The Future Anticipates 3D Printed Homes on Mars

Thanks to a 3D printing technique called Contour Crafting, homes could be printed on Mars in just 24 hours.

| 2 min read

Thanks to a 3D printing technique called Contour Crafting, homes could be printed on Mars in just 24 hours

We are at the frontiers of a new era in space exploration. Accordingly, building villages on Mars has become one of NASA’s top priorities in order to enable astronauts to live there and work for increasingly extended periods. Contour Crafting, a 3D printing technique developed by Dr. Behrokh Khoshnevis of the University of Southern California’s Viterbi School of Engineering, could have houses constructed on Mars in as little as 24 hours.

Contour Crafting involves printing concrete buildings layer by layer using a giant robotic printer. It can print both straight and wavy lines designed with internal cavity systems for radiation shielding, insulation, and extra strength. According to Dr.

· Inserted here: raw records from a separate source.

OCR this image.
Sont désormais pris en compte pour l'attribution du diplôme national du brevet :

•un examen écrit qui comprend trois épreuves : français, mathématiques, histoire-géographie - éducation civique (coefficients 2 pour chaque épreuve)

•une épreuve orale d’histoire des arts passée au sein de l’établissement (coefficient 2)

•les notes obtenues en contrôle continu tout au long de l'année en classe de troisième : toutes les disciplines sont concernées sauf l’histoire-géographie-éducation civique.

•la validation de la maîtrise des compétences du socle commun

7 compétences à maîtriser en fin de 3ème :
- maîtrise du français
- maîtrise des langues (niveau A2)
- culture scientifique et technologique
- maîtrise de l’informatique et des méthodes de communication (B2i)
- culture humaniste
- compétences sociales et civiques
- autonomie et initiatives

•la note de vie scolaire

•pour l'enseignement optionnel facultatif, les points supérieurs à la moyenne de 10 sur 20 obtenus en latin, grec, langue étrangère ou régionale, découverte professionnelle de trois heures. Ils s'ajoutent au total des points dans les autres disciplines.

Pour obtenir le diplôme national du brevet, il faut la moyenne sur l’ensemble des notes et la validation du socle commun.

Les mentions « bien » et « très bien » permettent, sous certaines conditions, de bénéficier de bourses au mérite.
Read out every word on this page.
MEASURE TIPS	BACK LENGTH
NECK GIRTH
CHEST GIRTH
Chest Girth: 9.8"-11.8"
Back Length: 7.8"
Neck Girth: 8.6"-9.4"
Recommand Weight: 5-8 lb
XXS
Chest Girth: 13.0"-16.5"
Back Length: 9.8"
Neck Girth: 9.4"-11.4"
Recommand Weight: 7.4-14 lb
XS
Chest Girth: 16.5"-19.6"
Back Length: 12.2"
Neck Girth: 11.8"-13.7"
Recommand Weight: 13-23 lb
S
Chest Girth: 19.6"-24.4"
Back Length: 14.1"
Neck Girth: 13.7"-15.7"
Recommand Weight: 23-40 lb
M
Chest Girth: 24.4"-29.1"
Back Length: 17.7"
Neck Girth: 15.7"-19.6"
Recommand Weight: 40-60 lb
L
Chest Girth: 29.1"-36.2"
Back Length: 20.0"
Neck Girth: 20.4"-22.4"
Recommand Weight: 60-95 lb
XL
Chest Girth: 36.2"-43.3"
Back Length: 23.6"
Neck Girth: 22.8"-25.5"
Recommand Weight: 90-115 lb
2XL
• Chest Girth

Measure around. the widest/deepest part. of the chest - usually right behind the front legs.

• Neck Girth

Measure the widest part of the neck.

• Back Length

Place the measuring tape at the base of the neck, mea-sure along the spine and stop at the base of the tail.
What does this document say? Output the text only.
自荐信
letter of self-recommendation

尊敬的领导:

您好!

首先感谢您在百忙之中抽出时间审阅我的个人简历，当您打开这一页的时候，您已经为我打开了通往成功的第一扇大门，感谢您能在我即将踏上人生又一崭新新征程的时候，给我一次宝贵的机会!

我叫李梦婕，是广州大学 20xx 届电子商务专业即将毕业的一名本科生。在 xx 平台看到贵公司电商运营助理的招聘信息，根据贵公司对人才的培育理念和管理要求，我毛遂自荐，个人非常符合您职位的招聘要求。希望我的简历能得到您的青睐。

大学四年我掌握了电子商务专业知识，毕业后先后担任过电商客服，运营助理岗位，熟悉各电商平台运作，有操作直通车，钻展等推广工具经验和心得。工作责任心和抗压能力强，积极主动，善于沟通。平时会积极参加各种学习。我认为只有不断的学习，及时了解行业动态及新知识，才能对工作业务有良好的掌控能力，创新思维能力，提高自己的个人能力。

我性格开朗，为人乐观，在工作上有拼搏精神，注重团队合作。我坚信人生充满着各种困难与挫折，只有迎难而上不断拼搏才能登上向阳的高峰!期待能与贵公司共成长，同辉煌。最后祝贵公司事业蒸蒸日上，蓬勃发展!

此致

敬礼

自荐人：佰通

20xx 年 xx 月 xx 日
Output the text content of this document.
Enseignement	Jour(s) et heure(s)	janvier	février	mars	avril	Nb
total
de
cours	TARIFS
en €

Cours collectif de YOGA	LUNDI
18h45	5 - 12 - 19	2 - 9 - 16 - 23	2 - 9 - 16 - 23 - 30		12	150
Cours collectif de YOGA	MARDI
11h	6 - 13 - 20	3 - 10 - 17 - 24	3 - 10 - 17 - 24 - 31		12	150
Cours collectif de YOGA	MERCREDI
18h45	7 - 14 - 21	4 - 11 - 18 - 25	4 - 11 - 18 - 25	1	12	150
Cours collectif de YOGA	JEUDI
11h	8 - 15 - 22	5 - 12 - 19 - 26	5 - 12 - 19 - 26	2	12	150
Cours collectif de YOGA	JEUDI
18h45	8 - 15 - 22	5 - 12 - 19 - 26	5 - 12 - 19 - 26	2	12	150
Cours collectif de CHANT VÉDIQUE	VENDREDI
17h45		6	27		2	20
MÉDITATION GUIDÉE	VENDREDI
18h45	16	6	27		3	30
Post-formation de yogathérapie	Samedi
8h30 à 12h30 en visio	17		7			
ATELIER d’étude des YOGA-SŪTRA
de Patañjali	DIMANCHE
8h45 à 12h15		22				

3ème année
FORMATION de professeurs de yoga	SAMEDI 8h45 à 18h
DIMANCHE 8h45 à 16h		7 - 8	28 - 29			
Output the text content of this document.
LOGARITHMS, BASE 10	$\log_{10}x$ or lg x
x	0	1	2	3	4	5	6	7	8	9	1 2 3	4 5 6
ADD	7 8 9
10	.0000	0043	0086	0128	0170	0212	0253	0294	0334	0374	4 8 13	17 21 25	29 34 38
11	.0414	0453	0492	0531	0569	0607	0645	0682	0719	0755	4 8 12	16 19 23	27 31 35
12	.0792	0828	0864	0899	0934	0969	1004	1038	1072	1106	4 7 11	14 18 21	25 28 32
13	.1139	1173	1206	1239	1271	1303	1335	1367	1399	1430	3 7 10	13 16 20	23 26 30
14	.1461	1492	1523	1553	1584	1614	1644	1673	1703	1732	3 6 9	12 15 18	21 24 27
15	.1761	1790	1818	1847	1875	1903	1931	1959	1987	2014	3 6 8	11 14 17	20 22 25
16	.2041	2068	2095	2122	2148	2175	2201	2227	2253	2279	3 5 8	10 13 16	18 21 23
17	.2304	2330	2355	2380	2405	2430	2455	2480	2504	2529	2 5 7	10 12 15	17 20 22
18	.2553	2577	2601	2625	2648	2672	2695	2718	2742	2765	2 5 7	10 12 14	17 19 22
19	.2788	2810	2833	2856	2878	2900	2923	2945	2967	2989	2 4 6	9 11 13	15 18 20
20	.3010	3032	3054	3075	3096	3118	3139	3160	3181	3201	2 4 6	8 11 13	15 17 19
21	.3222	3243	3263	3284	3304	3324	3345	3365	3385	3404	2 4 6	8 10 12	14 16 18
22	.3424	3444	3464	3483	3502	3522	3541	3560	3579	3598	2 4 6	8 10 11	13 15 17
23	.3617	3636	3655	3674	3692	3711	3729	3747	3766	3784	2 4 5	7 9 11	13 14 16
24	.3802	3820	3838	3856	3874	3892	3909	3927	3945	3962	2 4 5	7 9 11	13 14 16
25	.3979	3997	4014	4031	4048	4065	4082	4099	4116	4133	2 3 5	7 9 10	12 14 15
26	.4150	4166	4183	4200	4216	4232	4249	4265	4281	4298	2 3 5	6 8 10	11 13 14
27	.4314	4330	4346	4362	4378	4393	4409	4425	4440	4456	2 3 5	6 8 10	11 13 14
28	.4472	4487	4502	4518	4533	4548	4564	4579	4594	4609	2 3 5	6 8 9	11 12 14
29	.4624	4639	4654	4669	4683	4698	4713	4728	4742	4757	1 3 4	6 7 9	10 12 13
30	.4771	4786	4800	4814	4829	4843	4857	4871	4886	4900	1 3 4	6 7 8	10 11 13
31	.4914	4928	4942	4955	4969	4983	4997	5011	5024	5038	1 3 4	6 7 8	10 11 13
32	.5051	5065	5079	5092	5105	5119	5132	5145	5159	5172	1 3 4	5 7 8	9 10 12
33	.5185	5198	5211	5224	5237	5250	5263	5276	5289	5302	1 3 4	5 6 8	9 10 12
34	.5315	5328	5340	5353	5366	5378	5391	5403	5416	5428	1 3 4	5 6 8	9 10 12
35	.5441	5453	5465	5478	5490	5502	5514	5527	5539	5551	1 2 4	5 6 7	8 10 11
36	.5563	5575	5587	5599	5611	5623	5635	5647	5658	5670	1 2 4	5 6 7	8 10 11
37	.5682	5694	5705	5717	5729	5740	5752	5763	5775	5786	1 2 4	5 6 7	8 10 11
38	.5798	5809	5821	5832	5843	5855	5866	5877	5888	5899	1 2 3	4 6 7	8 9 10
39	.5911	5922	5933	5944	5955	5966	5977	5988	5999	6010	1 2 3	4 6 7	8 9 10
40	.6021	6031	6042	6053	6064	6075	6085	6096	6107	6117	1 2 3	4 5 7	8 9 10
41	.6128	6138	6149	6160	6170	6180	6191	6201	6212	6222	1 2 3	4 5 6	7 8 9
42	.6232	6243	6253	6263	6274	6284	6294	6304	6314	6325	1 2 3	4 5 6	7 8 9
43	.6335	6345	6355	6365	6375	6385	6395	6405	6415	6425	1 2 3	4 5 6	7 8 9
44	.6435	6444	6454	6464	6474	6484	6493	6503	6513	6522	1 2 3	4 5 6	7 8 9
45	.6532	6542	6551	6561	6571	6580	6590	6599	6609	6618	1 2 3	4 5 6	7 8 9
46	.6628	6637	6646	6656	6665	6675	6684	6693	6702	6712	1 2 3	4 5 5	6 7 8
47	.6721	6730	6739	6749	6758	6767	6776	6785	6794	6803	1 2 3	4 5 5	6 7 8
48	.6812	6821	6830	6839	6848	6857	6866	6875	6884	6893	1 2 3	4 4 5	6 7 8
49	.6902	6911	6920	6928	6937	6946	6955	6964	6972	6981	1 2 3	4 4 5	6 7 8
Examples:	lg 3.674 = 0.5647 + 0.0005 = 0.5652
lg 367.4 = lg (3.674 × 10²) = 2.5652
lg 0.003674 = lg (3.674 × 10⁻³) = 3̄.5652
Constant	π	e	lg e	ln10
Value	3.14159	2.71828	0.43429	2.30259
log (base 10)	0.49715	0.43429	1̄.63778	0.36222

Khoshnevis, the wavy designs and curved walls creates an innovative type of architecture that is both exotic and beautiful.

The smart printing robot functions by using concrete or other materials and applying them in a pre-determined pattern with a nozzle on a moveable platform. Khoshnevis predicts that this simple layering technique is likely to be popular in emerging markets where there’s a high demand for quick, cheap, and safe housing.

One of the biggest obstacles in creating lunar bases and villages on Mars is the cost to transport construction materials to Space. Dr. Khoshnevis says transporting just one kilogram of material like brick costs between $100,000 and $200,000 USD. Contour Crafting would allow NASA to construct buildings in Space using the material that is present on the Moon or Mars.

Contour Crafting in Space isn’t a project that will take decades of research and development. In fact, the Contour Crafting organization created a proposal to develop a construction system that is feasible, economical, and practical to manage within the next decade. In just a few years’ time, NASA might be sending astronauts off to Mars to live in these 3D printed villages.

Khoshnevis also has visions that Contour Crafting might help to alleviate the lack of shelter in slum areas or disaster zones. The innovations could offer cheap, quick, and simple homes for those in dire need.

On the other hand, Contour Crafting could also be applied to print out customized luxury homes, featuring smart LED lighting and the ability to control your “smart home” system from your phone. The construction technique is accessible and allows people to use their imaginations when designing a dream home.

The technology has only been around for a few years but has the potential to create luxury homes, alleviate disaster-struck and slum conditions, and build homes on Mars. For also being cost-effective and simple, we’d say Contour Crafting deserves a standing ovation.